Why does this seem ridiculous to me, even after reading this article? If you tied me down for 2 months, I would likely experience plenty of emotional relief each time you shot me up. If you were an hour or two late one time, I would be starting withdrawal, and feel very relieved that I got my fix. It doesn’t seem to have much to do with choice – just emotional relief.

it does mean that addiction can’t happen without your own will becoming involved
I am not seeing this, based on the previous quote and my response.

It also means that babies can’t be “born addicted.” Even if they suffer withdrawal after being exposed in utero, they haven’t engaged in the crucial learning pattern that shows them that the drug equals relief and they can hardly go out and seek more despite negative consequences.
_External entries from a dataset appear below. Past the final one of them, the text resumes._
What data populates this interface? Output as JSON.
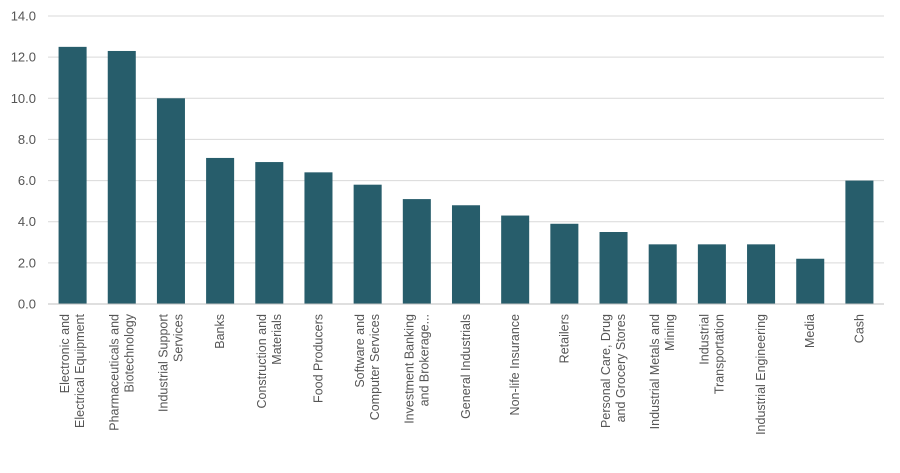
{
  "chart_data": {
    "type": "bar",
    "title": "",
    "xlabel": "",
    "ylabel": "",
    "ylim": [
      0,
      14
    ],
    "yticks": [
      "0.0",
      "2.0",
      "4.0",
      "6.0",
      "8.0",
      "10.0",
      "12.0",
      "14.0"
    ],
    "grid": true,
    "legend": "none",
    "bar_color": "#275d6b",
    "categories": [
      [
        "Electronic and",
        "Electrical Equipment"
      ],
      [
        "Pharmaceuticals and",
        "Biotechnology"
      ],
      [
        "Industrial Support",
        "Services"
      ],
      [
        "Banks"
      ],
      [
        "Construction and",
        "Materials"
      ],
      [
        "Food Producers"
      ],
      [
        "Software and",
        "Computer Services"
      ],
      [
        "Investment Banking",
        "and Brokerage..."
      ],
      [
        "General Industrials"
      ],
      [
        "Non-life Insurance"
      ],
      [
        "Retailers"
      ],
      [
        "Personal Care, Drug",
        "and Grocery Stores"
      ],
      [
        "Industrial Metals and",
        "Mining"
      ],
      [
        "Industrial",
        "Transportation"
      ],
      [
        "Industrial Engineering"
      ],
      [
        "Media"
      ],
      [
        "Cash"
      ]
    ],
    "values": [
      12.5,
      12.3,
      10.0,
      7.1,
      6.9,
      6.4,
      5.8,
      5.1,
      4.8,
      4.3,
      3.9,
      3.5,
      2.9,
      2.9,
      2.9,
      2.2,
      6.0
    ]
  }
}
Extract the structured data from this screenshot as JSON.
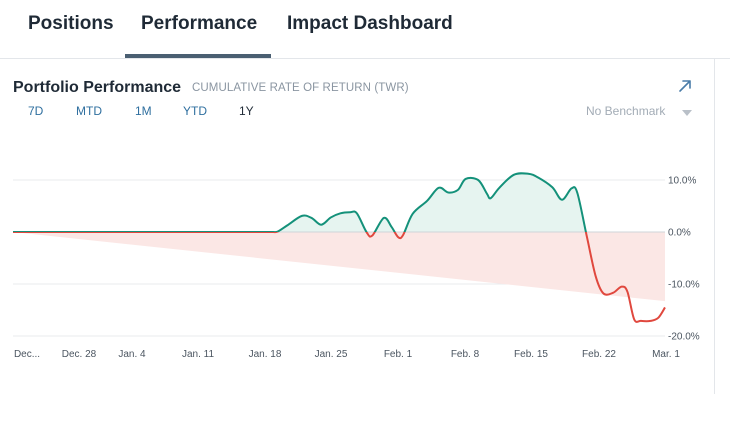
{
  "tabs": [
    {
      "label": "Positions",
      "active": false
    },
    {
      "label": "Performance",
      "active": true
    },
    {
      "label": "Impact Dashboard",
      "active": false
    }
  ],
  "card": {
    "title": "Portfolio Performance",
    "subtitle": "CUMULATIVE RATE OF RETURN (TWR)",
    "expand_icon": "arrow-up-right-icon"
  },
  "ranges": [
    "7D",
    "MTD",
    "1M",
    "YTD",
    "1Y"
  ],
  "active_range": "1Y",
  "benchmark": {
    "label": "No Benchmark",
    "icon": "caret-down-icon"
  },
  "colors": {
    "positive": "#14917a",
    "positive_fill": "#e6f4f0",
    "negative": "#e0483e",
    "negative_fill": "#fbe7e5"
  },
  "chart_data": {
    "type": "area",
    "title": "Portfolio Performance",
    "ylabel": "",
    "xlabel": "",
    "ylim": [
      -20,
      12
    ],
    "y_ticks": [
      "10.0%",
      "0.0%",
      "-10.0%",
      "-20.0%"
    ],
    "x_ticks": [
      "Dec...",
      "Dec. 28",
      "Jan. 4",
      "Jan. 11",
      "Jan. 18",
      "Jan. 25",
      "Feb. 1",
      "Feb. 8",
      "Feb. 15",
      "Feb. 22",
      "Mar. 1"
    ],
    "grid": true,
    "series": [
      {
        "values": [
          [
            0,
            0
          ],
          [
            1,
            0
          ],
          [
            2,
            0
          ],
          [
            3,
            0
          ],
          [
            4,
            0
          ],
          [
            5,
            0
          ],
          [
            6,
            0
          ],
          [
            7,
            0
          ],
          [
            8,
            0
          ],
          [
            9,
            0
          ],
          [
            10,
            0
          ],
          [
            11,
            0
          ],
          [
            12,
            0
          ],
          [
            13,
            0
          ],
          [
            14,
            0
          ],
          [
            15,
            0
          ],
          [
            16,
            0
          ],
          [
            17,
            0
          ],
          [
            18,
            0
          ],
          [
            19,
            0
          ],
          [
            20,
            0
          ],
          [
            21,
            0
          ],
          [
            22,
            0
          ],
          [
            23,
            0
          ],
          [
            24,
            0
          ],
          [
            25,
            0
          ],
          [
            26,
            0
          ],
          [
            27,
            0
          ],
          [
            27.5,
            0.1
          ],
          [
            28.5,
            1.3
          ],
          [
            30,
            3.1
          ],
          [
            31,
            2.7
          ],
          [
            32,
            1.4
          ],
          [
            33,
            2.8
          ],
          [
            34,
            3.6
          ],
          [
            35,
            3.8
          ],
          [
            35.7,
            3.6
          ],
          [
            36.7,
            0.0
          ],
          [
            37.3,
            -0.7
          ],
          [
            38.5,
            2.7
          ],
          [
            39.3,
            1.0
          ],
          [
            40,
            -1.0
          ],
          [
            40.5,
            -0.6
          ],
          [
            41.5,
            3.5
          ],
          [
            43,
            6.0
          ],
          [
            44.2,
            8.5
          ],
          [
            45.2,
            7.6
          ],
          [
            46.2,
            8.1
          ],
          [
            47,
            10.2
          ],
          [
            48.3,
            10.0
          ],
          [
            49.2,
            7.4
          ],
          [
            49.6,
            6.5
          ],
          [
            50.5,
            8.5
          ],
          [
            52,
            11.0
          ],
          [
            53.5,
            11.2
          ],
          [
            54.5,
            10.5
          ],
          [
            56,
            8.6
          ],
          [
            57,
            6.2
          ],
          [
            58,
            8.4
          ],
          [
            58.6,
            7.5
          ],
          [
            59.6,
            -1.0
          ],
          [
            60.5,
            -8.5
          ],
          [
            61.3,
            -11.8
          ],
          [
            62.3,
            -11.7
          ],
          [
            63.2,
            -10.5
          ],
          [
            63.8,
            -11.5
          ],
          [
            64.5,
            -16.8
          ],
          [
            65.2,
            -17.1
          ],
          [
            66.2,
            -17.1
          ],
          [
            67,
            -16.5
          ],
          [
            67.7,
            -14.5
          ]
        ]
      }
    ],
    "tick_days": [
      0,
      4,
      11,
      18,
      25,
      32,
      39,
      46,
      53,
      60,
      67
    ],
    "annotations": []
  }
}
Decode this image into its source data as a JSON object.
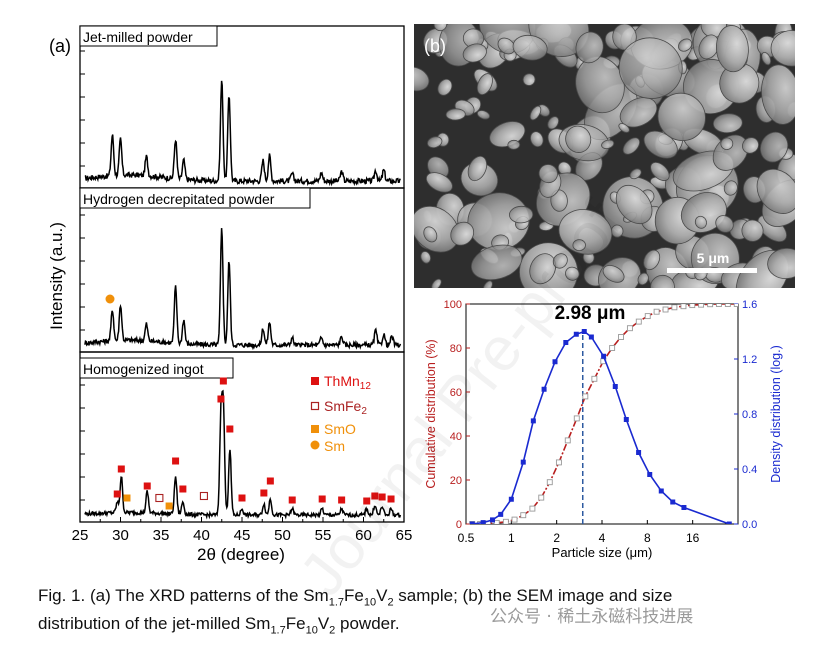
{
  "panel_a": {
    "label": "(a)",
    "y_axis_label": "Intensity (a.u.)",
    "x_axis_label": "2θ (degree)",
    "x_ticks": [
      "25",
      "30",
      "35",
      "40",
      "45",
      "50",
      "55",
      "60",
      "65"
    ],
    "subpanels": [
      {
        "title": "Jet-milled powder"
      },
      {
        "title": "Hydrogen decrepitated powder"
      },
      {
        "title": "Homogenized ingot"
      }
    ],
    "legend": [
      {
        "label_main": "ThMn",
        "label_sub": "12",
        "marker": "filled-square",
        "color": "#dd1111"
      },
      {
        "label_main": "SmFe",
        "label_sub": "2",
        "marker": "open-square",
        "color": "#aa2222"
      },
      {
        "label_main": "SmO",
        "label_sub": "",
        "marker": "filled-square",
        "color": "#f0900a"
      },
      {
        "label_main": "Sm",
        "label_sub": "",
        "marker": "filled-circle",
        "color": "#f0900a"
      }
    ]
  },
  "panel_b": {
    "label": "(b)",
    "scale_bar_label": "5 μm"
  },
  "chart_data": [
    {
      "type": "line",
      "name_ref": "xrd_patterns",
      "xlabel": "2θ (degree)",
      "ylabel": "Intensity (a.u.)",
      "xlim": [
        25,
        65
      ],
      "series": [
        {
          "name": "Jet-milled powder",
          "x": [
            29.0,
            30.0,
            33.2,
            36.8,
            37.8,
            42.5,
            43.4,
            47.6,
            48.4,
            51.2,
            54.8,
            57.3,
            61.5,
            62.5
          ],
          "values": [
            0.34,
            0.3,
            0.16,
            0.33,
            0.16,
            0.84,
            0.72,
            0.17,
            0.21,
            0.06,
            0.07,
            0.08,
            0.09,
            0.09
          ]
        },
        {
          "name": "Hydrogen decrepitated powder",
          "x": [
            29.0,
            30.0,
            33.2,
            36.8,
            37.8,
            42.5,
            43.4,
            47.6,
            48.4,
            51.2,
            54.8,
            57.3,
            61.5,
            62.5,
            63.5
          ],
          "values": [
            0.26,
            0.3,
            0.14,
            0.47,
            0.2,
            0.97,
            0.7,
            0.14,
            0.19,
            0.06,
            0.06,
            0.07,
            0.12,
            0.09,
            0.07
          ]
        },
        {
          "name": "Homogenized ingot",
          "x": [
            29.6,
            30.1,
            33.3,
            36.8,
            37.7,
            42.4,
            42.7,
            43.5,
            45.0,
            47.7,
            48.5,
            51.2,
            54.9,
            57.3,
            60.4,
            61.4,
            62.3,
            63.4
          ],
          "values": [
            0.08,
            0.29,
            0.17,
            0.3,
            0.1,
            0.76,
            0.83,
            0.53,
            0.05,
            0.09,
            0.13,
            0.05,
            0.05,
            0.05,
            0.05,
            0.08,
            0.07,
            0.05
          ]
        }
      ]
    },
    {
      "type": "line",
      "name_ref": "particle_size_distribution",
      "xlabel": "Particle size (μm)",
      "ylabel": "Cumulative distribution (%)",
      "y2label": "Density distribution (log.)",
      "xscale": "log",
      "xlim": [
        0.5,
        32
      ],
      "ylim": [
        0,
        100
      ],
      "y2lim": [
        0,
        1.6
      ],
      "x_ticks": [
        "0.5",
        "1",
        "2",
        "4",
        "8",
        "16"
      ],
      "y_ticks": [
        "0",
        "20",
        "40",
        "60",
        "80",
        "100"
      ],
      "y2_ticks": [
        "0.0",
        "0.4",
        "0.8",
        "1.2",
        "1.6"
      ],
      "annotation": "2.98 μm",
      "annotation_x": 2.98,
      "series": [
        {
          "name": "Cumulative",
          "x": [
            0.55,
            0.62,
            0.7,
            0.8,
            0.92,
            1.05,
            1.2,
            1.38,
            1.58,
            1.8,
            2.07,
            2.37,
            2.72,
            3.1,
            3.56,
            4.08,
            4.67,
            5.35,
            6.13,
            7.02,
            8.05,
            9.22,
            10.57,
            12.1,
            13.9,
            15.9,
            18.2,
            20.9,
            23.9,
            27.4,
            31.4
          ],
          "values": [
            0,
            0,
            0.2,
            0.5,
            1,
            2,
            4,
            7,
            12,
            19,
            28,
            38,
            48,
            58,
            66,
            74,
            80,
            85,
            89,
            92,
            94.5,
            96.5,
            97.5,
            98.5,
            99,
            99.5,
            99.7,
            99.9,
            100,
            100,
            100
          ]
        },
        {
          "name": "Density",
          "x": [
            0.55,
            0.65,
            0.75,
            0.85,
            1.0,
            1.2,
            1.4,
            1.65,
            1.95,
            2.3,
            2.7,
            3.05,
            3.4,
            4.1,
            4.9,
            5.8,
            7.0,
            8.3,
            9.9,
            11.8,
            14.0,
            28.0
          ],
          "values": [
            0,
            0.01,
            0.03,
            0.07,
            0.18,
            0.45,
            0.75,
            0.98,
            1.18,
            1.32,
            1.38,
            1.4,
            1.36,
            1.22,
            1.0,
            0.76,
            0.52,
            0.36,
            0.24,
            0.16,
            0.12,
            0.0
          ]
        }
      ]
    }
  ],
  "caption": {
    "line1": {
      "p1": "Fig. 1. (a) The XRD patterns of the Sm",
      "s1": "1.7",
      "p2": "Fe",
      "s2": "10",
      "p3": "V",
      "s3": "2",
      "p4": " sample; (b) the SEM image and size"
    },
    "line2": {
      "p1": "distribution of the jet-milled Sm",
      "s1": "1.7",
      "p2": "Fe",
      "s2": "10",
      "p3": "V",
      "s3": "2",
      "p4": " powder."
    }
  },
  "watermark": {
    "text": "公众号 · 稀土永磁科技进展"
  },
  "colors": {
    "cumulative": "#b81e1e",
    "density": "#1a2ad0",
    "annotation_line": "#2d5aa0",
    "sem_background": "#2e2e2e"
  }
}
They haven’t learned exactly what the drug looks like, or what it is called, or how to administer it, but they have learned that the feeling of the drug brings relief. They are not capable of going out to buy more, or shooting up (etc.). Okay. But they need the shit. They can even die due to withdrawals. “Oh, don’t worry, she is not addicted because she doesn’t know the name of the drug.” Whaa?
I guess the key is to separate tolerance, withdrawal, and “addiction”.


If we want to get beyond “Is Sex Addictive?” and “Crack vs. Junk Food: Which Is Worse?” we’ve got to recognize that we’ve been asking the wrong questions. The real issue is what purpose does addictive behavior serve and how can it be replaced with more productive and healthy pursuits—not how can we stop the demon drug or activity of the month. We’ve been doing the equivalent of trying to treat obsessive-compulsive disorder by banning hand sanitizer when what we really need to understand is why and how obsessions and compulsions develop in particular people.

There we go. This paragraph is a good one, imo. The banning hand sanitizer example is spot on. But replacing alcohol addiction with exercise addiction is not going to do much good for people. Instead, replacing addictive behavior with non-addictive behavior is the key. Breaking the loop, so to speak. But this article doesn’t even hint at how to do that…
 
This is also why pain patients cannot be “made addicted” by their doctors. In order to develop an addiction, you have to repeatedly take the drug for emotional relief to the point where it feels as though you can’t live without it. That doesn’t happen when you take a drug as prescribed in a regular pattern—it can only happen when you start taking doses early or take extra when you feel a need to deal with issues other than pain.

Slimvictor replied: What? Doesn’t this miss the point? Relief from physical pain IS emotional relief as well.

When I read this part originally, I thought it was wrong from my own personal understanding, but I didn't know how to rebuttal it. I have to agree entirely with your response Slimvictor.

I have long believed that we should not see cocaine addiction as different from food or sex addiction.

Surely you can't blanket all addiction into being the same. I would have thought that cocaine addiction does differ from sex addiction. Whilst the majority of underlying causes would be there, and a large proportion of the negative symptoms and lifestyle impacts. There are always going to be subtle differences, and would be in part one reason why you could never have a 'one treatment fixes all' (if we discounted people who don't respond to a single treatment) kind of approach.

I guess the key is to separate tolerance, withdrawal, and “addiction”.

I think this line is very important. I want to skew off topic a little bit and think about Ketamine "addiction" - tolerance exists, there isn't really a physical withdrawal (AFIK) but we've heard many counts of "addiction". Would this mean addiction has to be catagorised in itself into physiological and psychological. Surely as a result not all addiction is the same.

Excuse me if I've broken the context and the article was actually only just comparing sex addiction and cocaine, and not using them as reference points for addiction disorders.